Август и в самом деле ни в коем случае не хотел прослыть тираном. Он всегда с ужасом отмахивался от звания «государя», считая его для себя оскорбительным. Однажды, когда во время представления мимический актер произнес со сцены: «О добрый, справедливый государь!», а зрители, слыша эти слова, повернулись в его сторону и разразились шквалом рукоплесканий, он движением и взглядом тут же заставил их умерить свои восторги, дав понять, что считает столь неприкрытую лесть непристойной. Мало того, на следующий же день он выразил порицание зрителям в суровом эдикте. Детям и внукам он даже в шутку запрещал называть его господином; не разрешал и им обращаться друг к другу подобным образом. В своих поступках он избегал всего, что могло бы дать повод заподозрить его в «господстве» над кем-либо.
По этой же причине он не позволял сенаторам являться с приветствиями к нему домой, но сам ходил в сенат. Покидая заседание, он никого не заставлял подниматься с места. Путешествуя, он всегда старался появляться в том или ином городе и уезжать из него ночью, чтобы не собирать вокруг себя толп народа.
Смерть Галла еще и потому расстроила Августа до слез, что он сознавал неотвратимость наказаний, которым вынужден подвергать провинившихся друзей. Преданный и щедрый друг, он и от друзей ждал к себе такого же отношения.
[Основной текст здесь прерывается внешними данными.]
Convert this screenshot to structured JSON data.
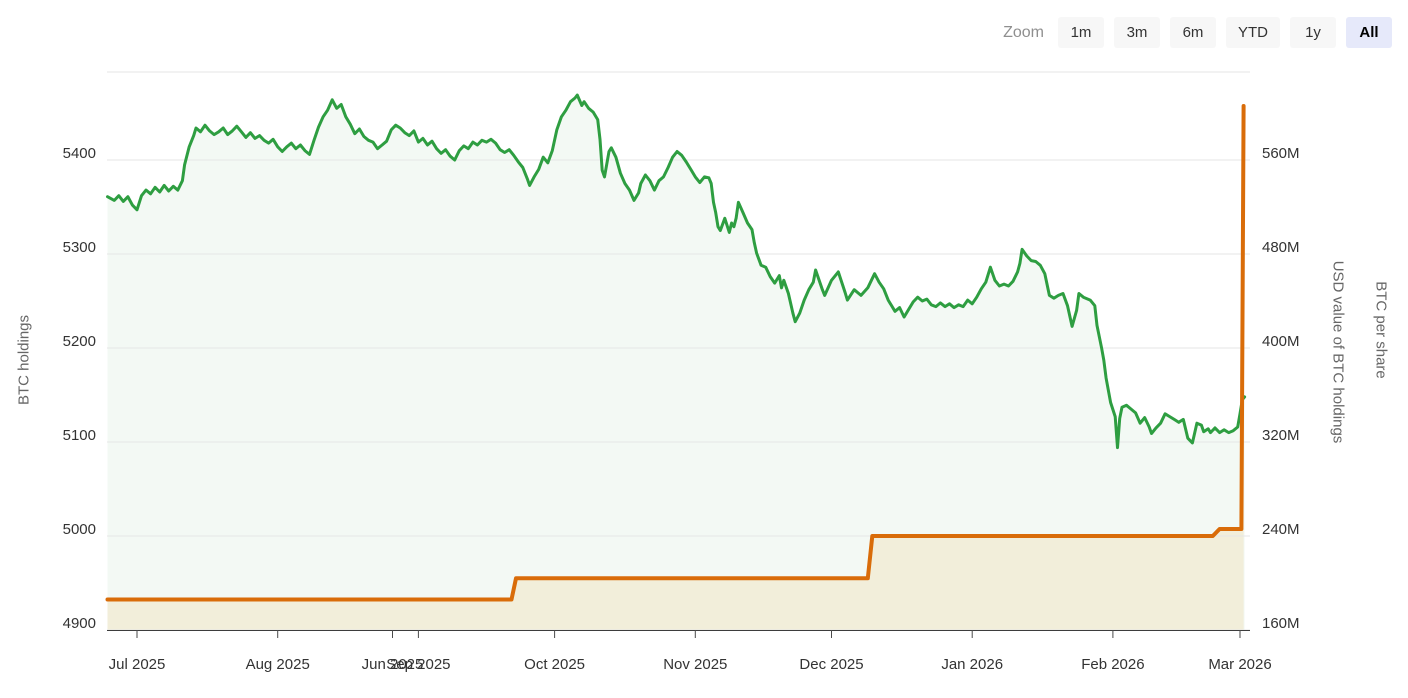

Предательство Галла, как прежде предательство Руфа, казалось ему немыслимым нарушением некоего пакта о дружбе, условия которого сам он неукоснительно соблюдал. Точно так же он не скрывал огорчения, если кто-то из друзей упускал возможность выразить ему свою горячую привязанность в завещании. Так среди близких к Августу людей постепенно сложился обычай включать его в число своих наследников, и хотя завещанная принцепсу доля состояния иногда бывала значительной, интересовали его, конечно, не деньги и не имущество, а выражение благодарности и теплых чувств. Поэтому, если у завещателя оставались родственники, он передавал им свою долю наследства. Малолетним сыновьям умершего друга он возвращал завещанное ему добро в тот день, когда они надевали мужскую тогу, или в день, когда они вступали в брак, и еще добавлял что-нибудь от себя (Светоний, LXVI, 8–9).
Маску милосердия и дружелюбия он носил с завидным постоянством, объясняемым, очевидно, как политической необходимостью, так и глубоким равнодушием к чужому злословию. Вот какую историю приводит Светоний (LI, 3):
«Однажды на следствии, когда Эмилиану Элиану из Кордубы в числе прочих провинностей едва ли не больше всего вменялись дурные отзывы об Августе, он обернулся к обвинителю и сказал с притворным гневом: «Докажи мне это, а уж я покажу Элиану, что и у меня есть язык: ведь я могу наговорить о нем еще больше».
С рабами и вольноотпущенниками он всегда поступал по справедливости, иными словами, не переходил рубежей строгости, установленных обычаем. В качестве примера Светоний вспоминает случай с двумя вольноотпущенниками Августа (LXVII). Одного из них, по имени Пол, замеченного в любовных связях с матронами, он покарал смертью, хотя очень любил его. Второй, которого звали Талл, служил у него писцом и однажды за взятку выболтал содержание его письма. Он также заслуживал смерти, но Август ограничился тем, что велел переломать ему ноги. Когда после смерти Гая его наставник и слуги, забыв всякий стыд, начали обирать провинцию, Август приказал швырнуть их в реку с грузом на шее.
И в светской жизни Август неизменно демонстрировал те же качества: сдержанность, любезность, простоту в обращении. Он часто давал обеды, на которых приглашенные рассаживались согласно «табели о рангах». Сам он частенько опаздывал к трапезе или покидал ее первым, однако настаивал, чтобы никто из-за этого не беспокоился. Когда он чувствовал, что из-за робости гостей разговор за столом не клеится, умело оживлял беседу (Светоний, LXXIV). Пожалуй, он сознавал, что и его, и его сотрапезников вечно подстерегает ловушка, определение которой в лучших традициях придворного этикета оставил античный ритор: «Тем, кто смеет говорить перед тобой, не дано постичь твоего величия, тем, кто не смеет, — твоей доброты»[255]. С краткостью, свойственной новой школе риторики, это высказывание противопоставляет земное величие и величие доброты, одновременно осуждая и тех, кто предпочитает хранить перед лицом принцепса молчание, и тех, кто осмеливается говорить с ним, не скрывая подобострастия — но разве с принцепсом говорят иначе, чем с подобострастием?